Dampak Kenaikan Suku Bunga terhadap Saham, Emas, Crypto, dan Properti Panduan Lengkap Investor 2026


Pernahkah kamu mendengar berita bahwa Bank Indonesia menaikkan suku bunga, lalu keesokan harinya IHSG langsung merah? Atau mungkin kamu bingung kenapa harga kripto bisa anjlok hanya gara-gara pengumuman dari bank sentral Amerika Serikat? Kalau iya, kamu tidak sendirian. Banyak investor, terutama yang baru terjun ke dunia keuangan, merasa kebingungan memahami bagaimana suku bunga bisa punya efek domino ke hampir semua aset investasi.

Artikel ini hadir untuk membantu kamu memahami fenomena tersebut secara menyeluruh. Mulai dari apa itu suku bunga, kenapa bisa naik, hingga bagaimana dampaknya terhadap saham, emas, kripto, properti, obligasi, dan deposito. Kita juga akan membahas strategi cerdas yang bisa kamu terapkan sebagai investor di tahun 2026 ini. Yuk, kita mulai!

Apa Itu Suku Bunga dan Kenapa Bisa Naik?

Sebelum bicara soal dampaknya ke investasi, penting banget buat kamu memahami dulu apa sebenarnya yang dimaksud dengan suku bunga dan siapa yang punya wewenang mengubahnya.

Pengertian Suku Bunga Acuan

Suku bunga acuan adalah tingkat bunga yang ditetapkan oleh bank sentral suatu negara sebagai patokan atau referensi bagi perbankan dalam menentukan bunga pinjaman dan simpanan. Dengan kata sederhana, suku bunga acuan ini adalah "harga uang" yang berlaku di sistem keuangan.

Di Indonesia, lembaga yang bertugas menetapkan suku bunga acuan adalah Bank Indonesia (BI). Kebijakan suku bunga ini dikenal dengan nama BI7DRR (BI 7-Day Reverse Repo Rate), yang biasa disebut BI Rate. Sementara itu, di tingkat global, lembaga yang paling berpengaruh adalah Federal Reserve (The Fed), yakni bank sentral Amerika Serikat. Keputusan The Fed terkait suku bunga bisa langsung mengguncang pasar keuangan global, termasuk Indonesia.

Fungsi utama suku bunga acuan ada dua pertama, mengontrol inflasi agar daya beli masyarakat tetap terjaga, dan kedua, menjaga stabilitas nilai tukar mata uang.

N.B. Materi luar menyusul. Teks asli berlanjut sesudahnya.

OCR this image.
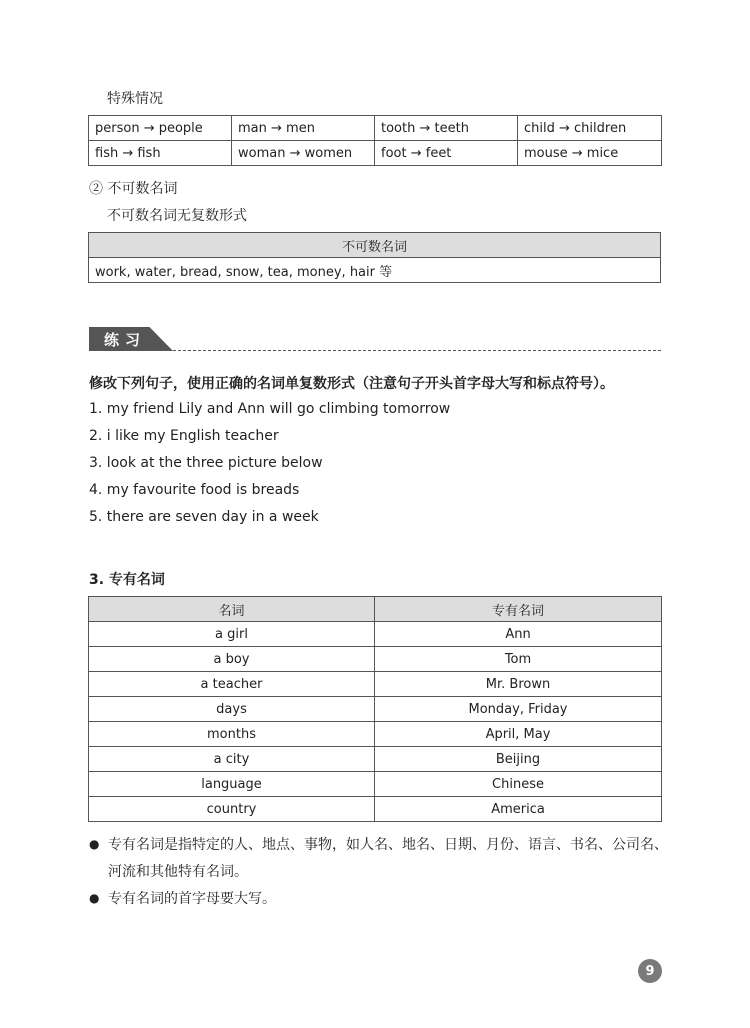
特殊情况
person → people	man → men	tooth → teeth	child → children
fish → fish	woman → women	foot → feet	mouse → mice
② 不可数名词
不可数名词无复数形式
不可数名词
work, water, bread, snow, tea, money, hair 等
练习
修改下列句子，使用正确的名词单复数形式（注意句子开头首字母大写和标点符号）。
1. my friend Lily and Ann will go climbing tomorrow
2. i like my English teacher
3. look at the three picture below
4. my favourite food is breads
5. there are seven day in a week
3. 专有名词
名词	专有名词
a girl	Ann
a boy	Tom
a teacher	Mr. Brown
days	Monday, Friday
months	April, May
a city	Beijing
language	Chinese
country	America
● 专有名词是指特定的人、地点、事物，如人名、地名、日期、月份、语言、书名、公司名、
河流和其他特有名词。
● 专有名词的首字母要大写。
9
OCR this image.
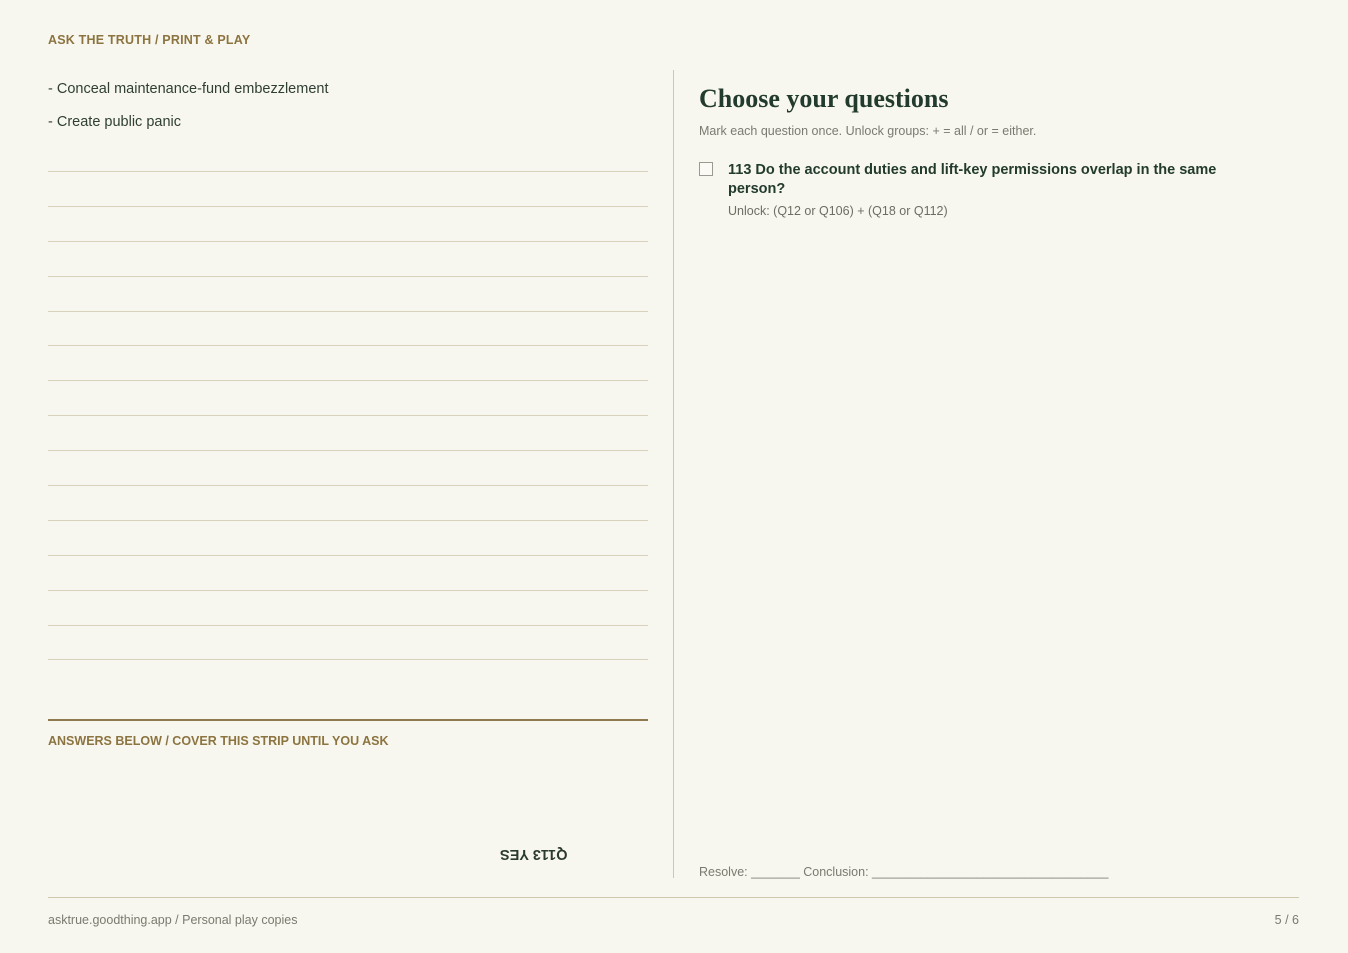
ASK THE TRUTH / PRINT & PLAY
- Conceal maintenance-fund embezzlement
- Create public panic
ANSWERS BELOW / COVER THIS STRIP UNTIL YOU ASK
Q113 YES
Choose your questions
Mark each question once. Unlock groups: + = all / or = either.
113 Do the account duties and lift-key permissions overlap in the same person?
Unlock: (Q12 or Q106) + (Q18 or Q112)
Resolve: _______ Conclusion: __________________________________
asktrue.goodthing.app / Personal play copies	5 / 6
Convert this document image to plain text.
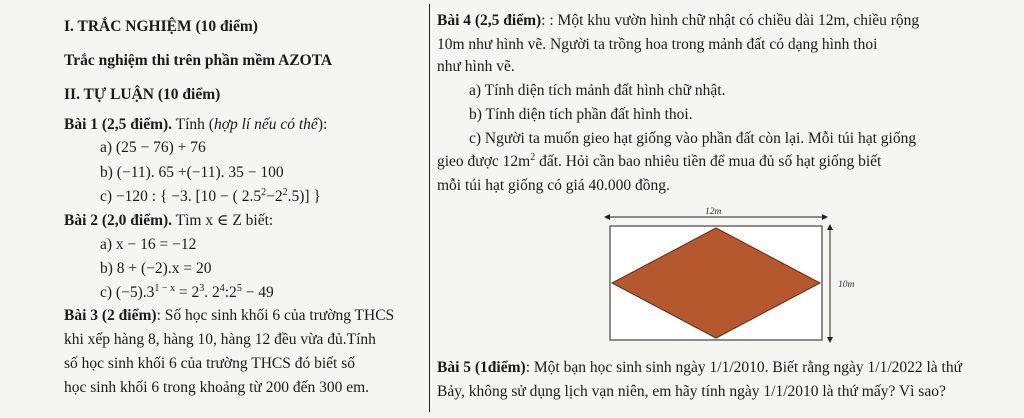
I. TRẮC NGHIỆM (10 điểm)
Trắc nghiệm thi trên phần mềm AZOTA
II. TỰ LUẬN (10 điểm)
Bài 1 (2,5 điểm). Tính (hợp lí nếu có thể):
a) (25 − 76) + 76
b) (−11). 65 +(−11). 35 − 100
c) −120 : { −3. [10 − ( $2.5^2-2^2.5$)] }
Bài 2 (2,0 điểm). Tìm x ∈ Z biết:
a) x − 16 = −12
b) 8 + (−2).x = 20
c) $(-5).3^{1 - x} = 2^3$. $2^4:2^5 - 49$
Bài 3 (2 điểm): Số học sinh khối 6 của trường THCS
khi xếp hàng 8, hàng 10, hàng 12 đều vừa đủ.Tính
số học sinh khối 6 của trường THCS đó biết số
học sinh khối 6 trong khoảng từ 200 đến 300 em.
Bài 4 (2,5 điểm): : Một khu vườn hình chữ nhật có chiều dài 12m, chiều rộng
10m như hình vẽ. Người ta trồng hoa trong mảnh đất có dạng hình thoi
như hình vẽ.
a) Tính diện tích mảnh đất hình chữ nhật.
b) Tính diện tích phần đất hình thoi.
c) Người ta muốn gieo hạt giống vào phần đất còn lại. Mỗi túi hạt giống
gieo được $12m^2$ đất. Hỏi cần bao nhiêu tiền để mua đủ số hạt giống biết
mỗi túi hạt giống có giá 40.000 đồng.
12m
10m
Bài 5 (1điểm): Một bạn học sinh sinh ngày 1/1/2010. Biết rằng ngày 1/1/2022 là thứ
Bảy, không sử dụng lịch vạn niên, em hãy tính ngày 1/1/2010 là thứ mấy? Vì sao?
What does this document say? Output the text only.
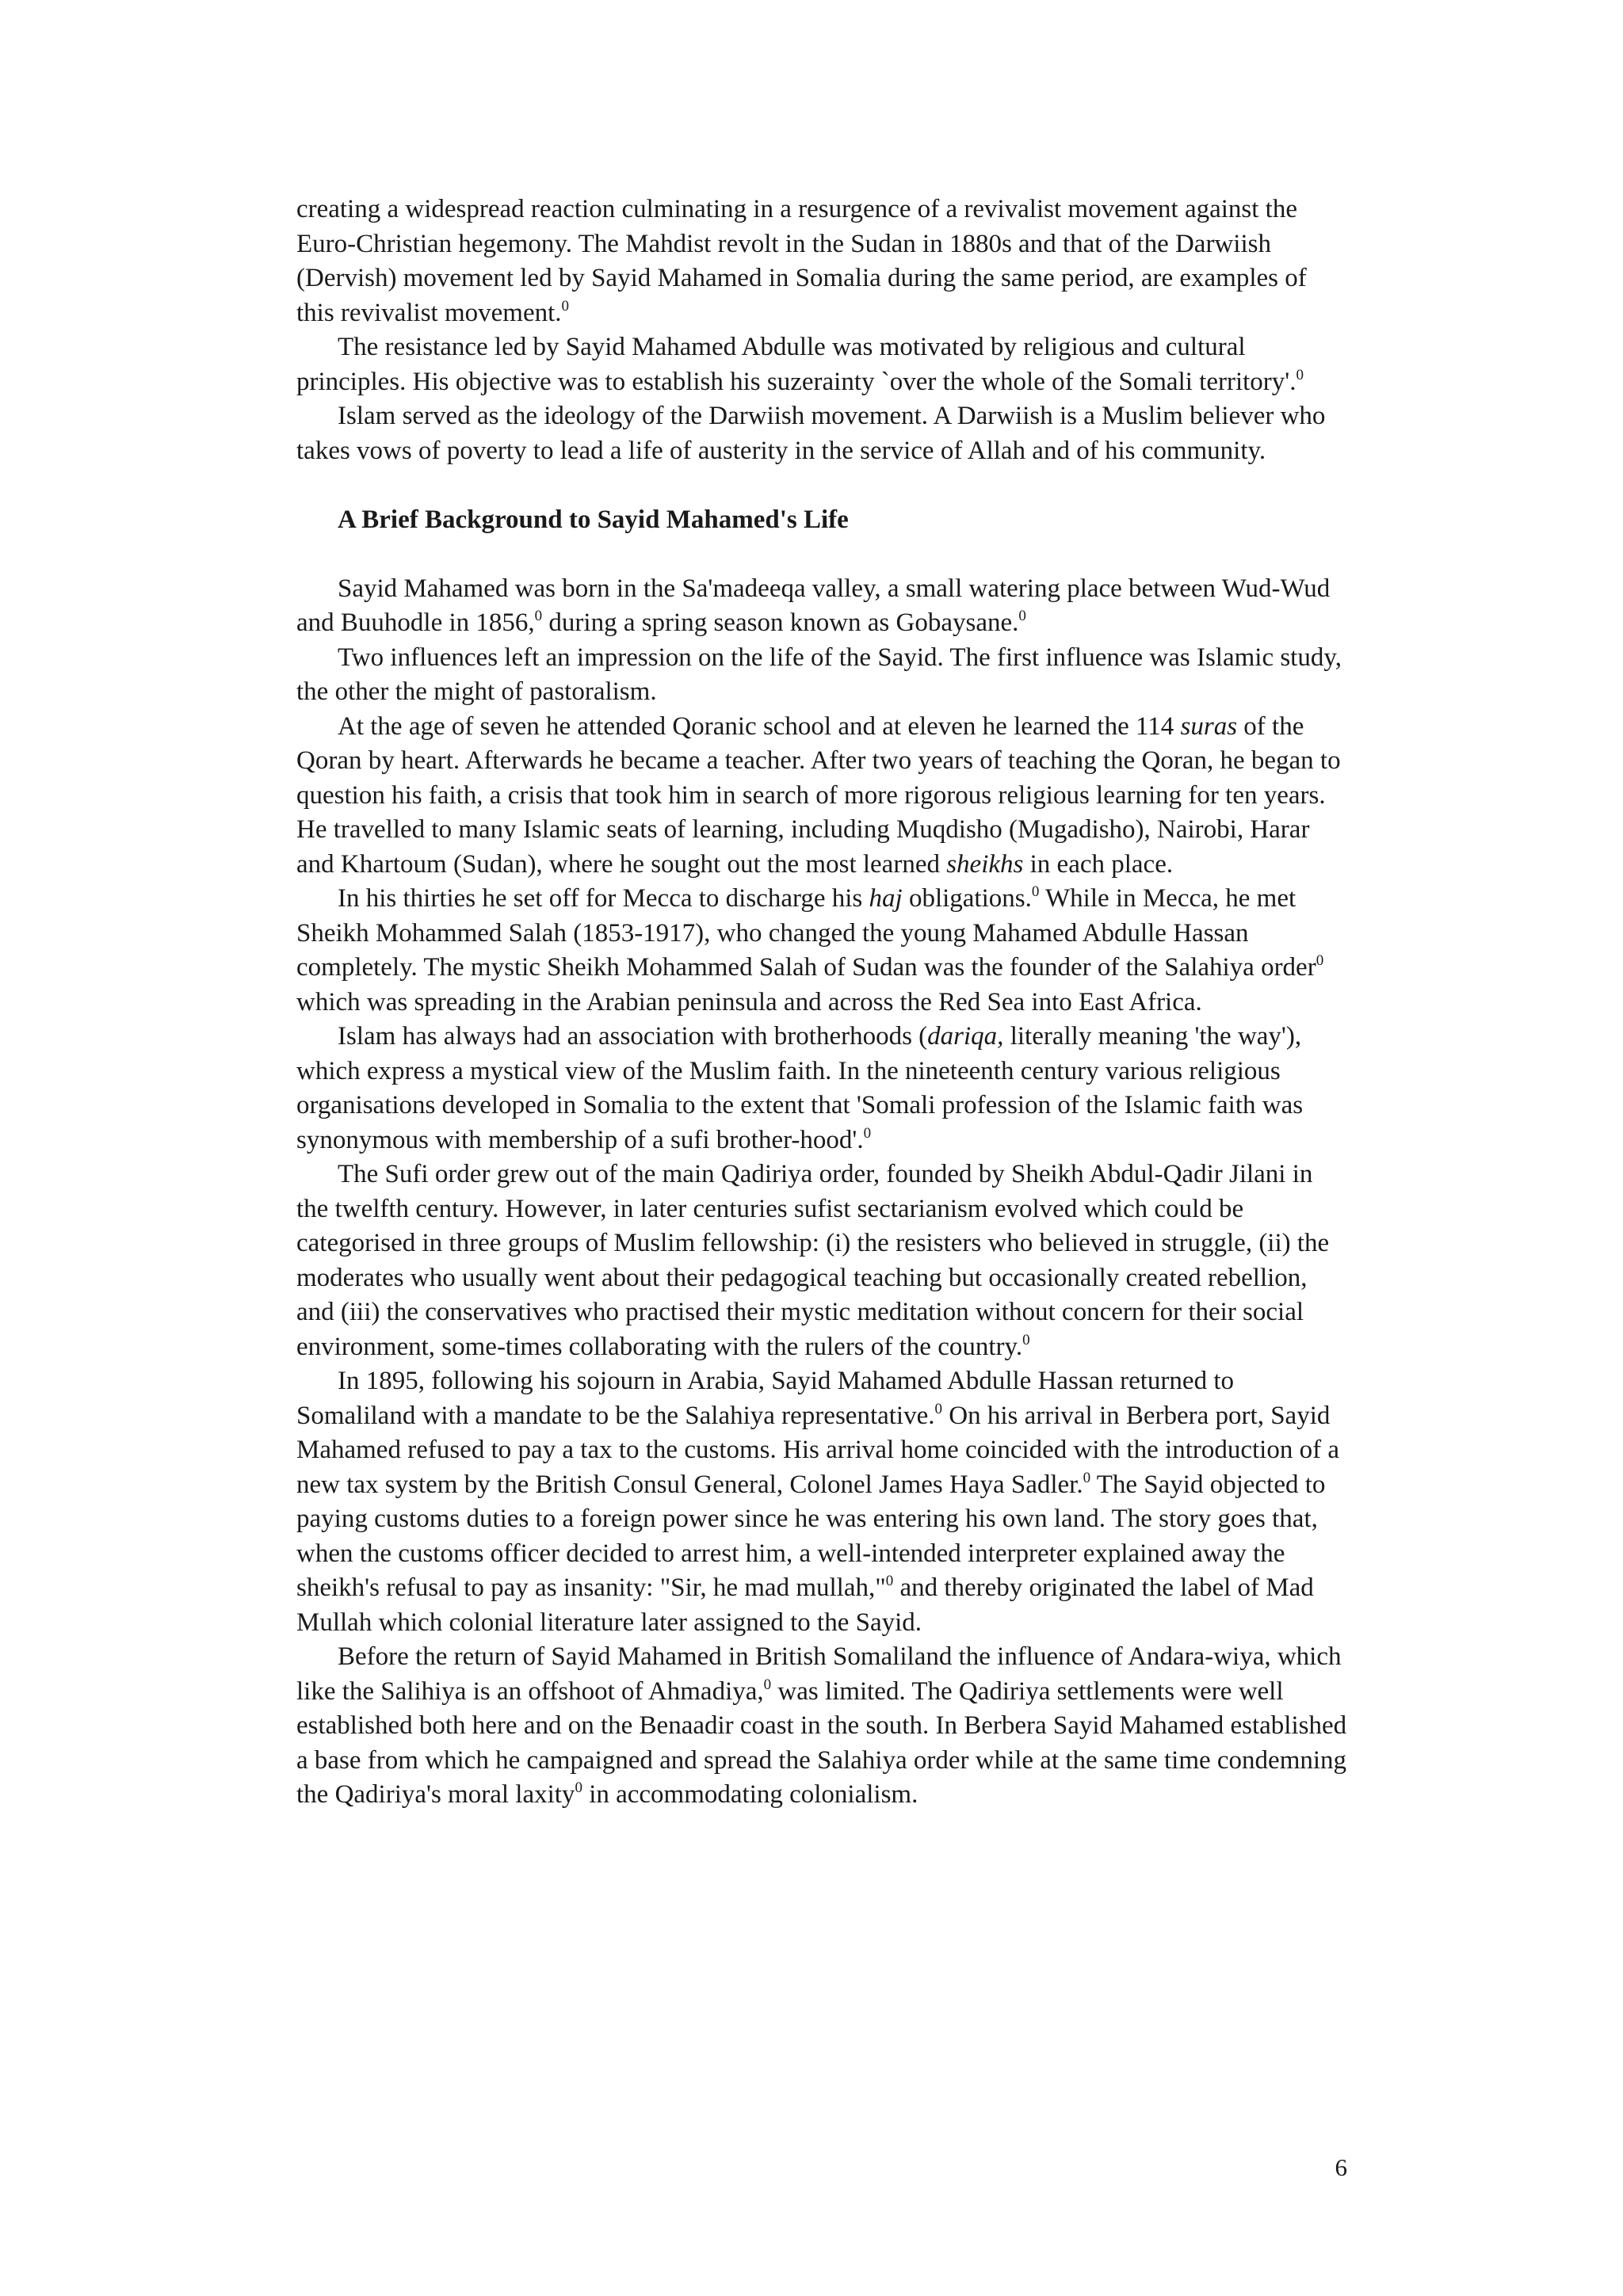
creating a widespread reaction culminating in a resurgence of a revivalist movement against the Euro-Christian hegemony. The Mahdist revolt in the Sudan in 1880s and that of the Darwiish (Dervish) movement led by Sayid Mahamed in Somalia during the same period, are examples of this revivalist movement.$^0$

The resistance led by Sayid Mahamed Abdulle was motivated by religious and cultural principles. His objective was to establish his suzerainty `over the whole of the Somali territory'.$^0$

Islam served as the ideology of the Darwiish movement. A Darwiish is a Muslim believer who takes vows of poverty to lead a life of austerity in the service of Allah and of his community.

A Brief Background to Sayid Mahamed's Life

Sayid Mahamed was born in the Sa'madeeqa valley, a small watering place between Wud-Wud and Buuhodle in 1856,$^0$ during a spring season known as Gobaysane.$^0$

Two influences left an impression on the life of the Sayid. The first influence was Islamic study, the other the might of pastoralism.

At the age of seven he attended Qoranic school and at eleven he learned the 114 suras of the Qoran by heart. Afterwards he became a teacher. After two years of teaching the Qoran, he began to question his faith, a crisis that took him in search of more rigorous religious learning for ten years. He travelled to many Islamic seats of learning, including Muqdisho (Mugadisho), Nairobi, Harar and Khartoum (Sudan), where he sought out the most learned sheikhs in each place.

In his thirties he set off for Mecca to discharge his haj obligations.$^0$ While in Mecca, he met Sheikh Mohammed Salah (1853-1917), who changed the young Mahamed Abdulle Hassan completely. The mystic Sheikh Mohammed Salah of Sudan was the founder of the Salahiya order$^0$ which was spreading in the Arabian peninsula and across the Red Sea into East Africa.

Islam has always had an association with brotherhoods (dariqa, literally meaning 'the way'), which express a mystical view of the Muslim faith. In the nineteenth century various religious organisations developed in Somalia to the extent that 'Somali profession of the Islamic faith was synonymous with membership of a sufi brother-hood'.$^0$

The Sufi order grew out of the main Qadiriya order, founded by Sheikh Abdul-Qadir Jilani in the twelfth century. However, in later centuries sufist sectarianism evolved which could be categorised in three groups of Muslim fellowship: (i) the resisters who believed in struggle, (ii) the moderates who usually went about their pedagogical teaching but occasionally created rebellion, and (iii) the conservatives who practised their mystic meditation without concern for their social environment, some-times collaborating with the rulers of the country.$^0$

In 1895, following his sojourn in Arabia, Sayid Mahamed Abdulle Hassan returned to Somaliland with a mandate to be the Salahiya representative.$^0$ On his arrival in Berbera port, Sayid Mahamed refused to pay a tax to the customs. His arrival home coincided with the introduction of a new tax system by the British Consul General, Colonel James Haya Sadler.$^0$ The Sayid objected to paying customs duties to a foreign power since he was entering his own land. The story goes that, when the customs officer decided to arrest him, a well-intended interpreter explained away the sheikh's refusal to pay as insanity: "Sir, he mad mullah,"$^0$ and thereby originated the label of Mad Mullah which colonial literature later assigned to the Sayid.

Before the return of Sayid Mahamed in British Somaliland the influence of Andara-wiya, which like the Salihiya is an offshoot of Ahmadiya,$^0$ was limited. The Qadiriya settlements were well established both here and on the Benaadir coast in the south. In Berbera Sayid Mahamed established a base from which he campaigned and spread the Salahiya order while at the same time condemning the Qadiriya's moral laxity$^0$ in accommodating colonialism.

6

Ketika inflasi mulai melonjak, bank sentral akan menaikkan suku bunga untuk "mendinginkan" perekonomian yang terlalu panas.

Faktor Penyebab Kenaikan Suku Bunga

Suku bunga tidak naik begitu saja tanpa alasan. Ada beberapa faktor utama yang biasanya mendorong bank sentral untuk menaikkan suku bunga acuan:

      Inflasi tinggi: Ketika harga-harga barang dan jasa naik terus-menerus, bank sentral akan menaikkan suku bunga untuk mendorong masyarakat menabung dan mengurangi konsumsi, sehingga tekanan harga bisa mereda.

      Stabilitas ekonomi: Suku bunga juga dinaikkan untuk menjaga ekonomi dari risiko gelembung aset atau kredit yang terlalu ekspansif.

      Nilai tukar: Saat rupiah melemah terhadap dolar AS, BI dapat menaikkan suku bunga untuk menarik modal asing masuk dan memperkuat nilai tukar.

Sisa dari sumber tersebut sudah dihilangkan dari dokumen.